No livro Stielglitz – a memoir/biography, de Sue Davidson Lowe, podemos encontrar, para além da biografia do grande fotógrafo e galerista americano Alfred Stieglitz (1864-1946), alguns retratos por ele executados, nos quais se incluem dois auto-retratos e uma inevitável fotografia da pintora Gergia O’Keefe (1887-1986), a mulher com quem esteve casado durante mais de duas décadas, até à sua morte em 1946.
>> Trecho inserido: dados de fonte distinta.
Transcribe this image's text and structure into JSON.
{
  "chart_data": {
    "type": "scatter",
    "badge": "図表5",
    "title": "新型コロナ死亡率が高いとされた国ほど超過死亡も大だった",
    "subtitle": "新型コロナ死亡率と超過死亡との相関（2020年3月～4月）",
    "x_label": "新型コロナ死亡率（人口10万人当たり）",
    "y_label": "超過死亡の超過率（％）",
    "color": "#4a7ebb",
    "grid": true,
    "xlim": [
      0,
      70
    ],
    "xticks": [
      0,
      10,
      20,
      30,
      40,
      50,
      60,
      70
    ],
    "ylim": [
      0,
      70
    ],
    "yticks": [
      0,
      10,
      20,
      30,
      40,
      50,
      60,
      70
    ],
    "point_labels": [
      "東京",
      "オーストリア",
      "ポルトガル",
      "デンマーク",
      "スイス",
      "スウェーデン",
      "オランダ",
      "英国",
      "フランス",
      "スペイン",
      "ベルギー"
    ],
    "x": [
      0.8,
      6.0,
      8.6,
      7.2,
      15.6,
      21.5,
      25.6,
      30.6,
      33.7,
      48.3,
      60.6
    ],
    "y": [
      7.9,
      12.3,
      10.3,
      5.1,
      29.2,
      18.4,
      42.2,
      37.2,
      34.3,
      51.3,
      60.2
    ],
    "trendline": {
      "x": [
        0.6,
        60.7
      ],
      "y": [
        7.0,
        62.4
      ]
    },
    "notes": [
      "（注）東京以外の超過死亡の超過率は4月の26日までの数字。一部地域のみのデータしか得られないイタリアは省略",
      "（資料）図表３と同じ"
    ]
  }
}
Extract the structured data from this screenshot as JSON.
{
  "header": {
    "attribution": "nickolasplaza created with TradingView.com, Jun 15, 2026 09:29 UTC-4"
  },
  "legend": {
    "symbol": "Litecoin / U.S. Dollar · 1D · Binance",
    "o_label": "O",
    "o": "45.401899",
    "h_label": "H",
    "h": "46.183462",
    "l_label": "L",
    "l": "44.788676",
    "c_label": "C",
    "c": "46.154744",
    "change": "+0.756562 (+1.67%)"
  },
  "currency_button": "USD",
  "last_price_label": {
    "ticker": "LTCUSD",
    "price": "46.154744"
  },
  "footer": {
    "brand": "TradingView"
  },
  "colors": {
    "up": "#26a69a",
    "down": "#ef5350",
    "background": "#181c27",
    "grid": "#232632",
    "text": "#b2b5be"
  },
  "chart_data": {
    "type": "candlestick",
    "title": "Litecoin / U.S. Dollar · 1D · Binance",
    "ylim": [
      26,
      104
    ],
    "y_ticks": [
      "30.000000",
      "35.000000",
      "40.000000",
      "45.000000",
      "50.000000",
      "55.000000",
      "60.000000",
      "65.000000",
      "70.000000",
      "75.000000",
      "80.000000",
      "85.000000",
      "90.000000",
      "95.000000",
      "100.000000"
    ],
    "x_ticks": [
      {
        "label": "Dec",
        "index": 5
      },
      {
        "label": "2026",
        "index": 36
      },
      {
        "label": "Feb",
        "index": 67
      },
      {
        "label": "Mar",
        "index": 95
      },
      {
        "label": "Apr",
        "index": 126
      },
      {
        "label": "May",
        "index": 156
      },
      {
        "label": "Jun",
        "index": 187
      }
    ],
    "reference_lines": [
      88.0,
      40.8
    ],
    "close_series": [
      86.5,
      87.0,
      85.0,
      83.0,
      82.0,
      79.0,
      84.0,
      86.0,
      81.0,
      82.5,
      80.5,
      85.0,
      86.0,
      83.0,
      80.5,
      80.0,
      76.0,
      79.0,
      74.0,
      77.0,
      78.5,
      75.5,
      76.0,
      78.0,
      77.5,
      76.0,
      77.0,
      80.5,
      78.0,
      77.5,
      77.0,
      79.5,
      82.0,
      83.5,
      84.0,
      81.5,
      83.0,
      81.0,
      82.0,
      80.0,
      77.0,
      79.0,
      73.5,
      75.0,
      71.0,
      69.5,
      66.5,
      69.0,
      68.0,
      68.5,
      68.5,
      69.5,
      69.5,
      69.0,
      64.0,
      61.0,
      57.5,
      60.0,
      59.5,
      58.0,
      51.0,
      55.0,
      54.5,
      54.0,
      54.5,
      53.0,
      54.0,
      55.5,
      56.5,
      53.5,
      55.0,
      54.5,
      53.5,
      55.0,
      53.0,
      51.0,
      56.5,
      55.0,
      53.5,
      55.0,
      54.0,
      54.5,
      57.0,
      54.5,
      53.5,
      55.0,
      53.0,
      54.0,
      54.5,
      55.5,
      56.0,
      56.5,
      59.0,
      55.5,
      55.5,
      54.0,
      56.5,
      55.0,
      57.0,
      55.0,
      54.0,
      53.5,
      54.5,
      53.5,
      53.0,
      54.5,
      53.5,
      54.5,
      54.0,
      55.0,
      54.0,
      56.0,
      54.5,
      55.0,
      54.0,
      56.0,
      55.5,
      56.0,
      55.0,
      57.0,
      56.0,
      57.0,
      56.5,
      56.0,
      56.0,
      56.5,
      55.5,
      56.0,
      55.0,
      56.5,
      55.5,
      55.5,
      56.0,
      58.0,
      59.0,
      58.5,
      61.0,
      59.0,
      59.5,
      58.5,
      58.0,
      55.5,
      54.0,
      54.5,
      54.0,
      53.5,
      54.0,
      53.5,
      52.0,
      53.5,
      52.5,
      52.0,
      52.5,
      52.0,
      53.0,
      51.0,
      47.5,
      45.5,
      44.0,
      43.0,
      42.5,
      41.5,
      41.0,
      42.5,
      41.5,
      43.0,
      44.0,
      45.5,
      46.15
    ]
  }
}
Kindred Spirits, Hungarian Photographers 1914-2003 é o catálogo de uma exposição sobre fotografia húngara comissariada por Péter Nadas (1942-) que esteve em exibição no Museu de Fotografia de Hague entre Setembro de 2004 e Janeiro de 2005. Budapeste é uma cidade que tenho visitado com regularidade nos últimos anos e de onde tenho trazido algumas referências que vou guardando na prateleira. No entanto, é fácil esquecer que a Hungria já nos deu fotógrafos como Robert Capa (1913-1954), Brassai (1899-1984), Kertész (1894-1985) e Moholy-Nagy (1895-1946), pois tais nomes foram internacionalizadas e fazem agora parte do património da humanidade. O livro guarda excelentes reproduções de alguns trabalhos dos autores citados, e de outros, como Márta Rédner (1909-1991), Martin Munkasci (1896-1963), e até Péter Nádas, o comissário da exposição e autor dos textos que acompanham as fotografias. Talvez os ensaios de Nádas me ajudem a reunir e a entender o material que tenho trazido de Budapeste.


Carlos Miguel Fernandes

3.4.07

Patagónia

Inaugura hoje, dia 3 de Abril pelas 18.30, a exposição de fotografia Torres del Paine - Patagónia 990208 07.38 am - 8.03 pm, de José Soudo. É na Casa da América Latina e estará patente ao público até ao dia 24 de Abril. (Informação obtida no Grand Monde.)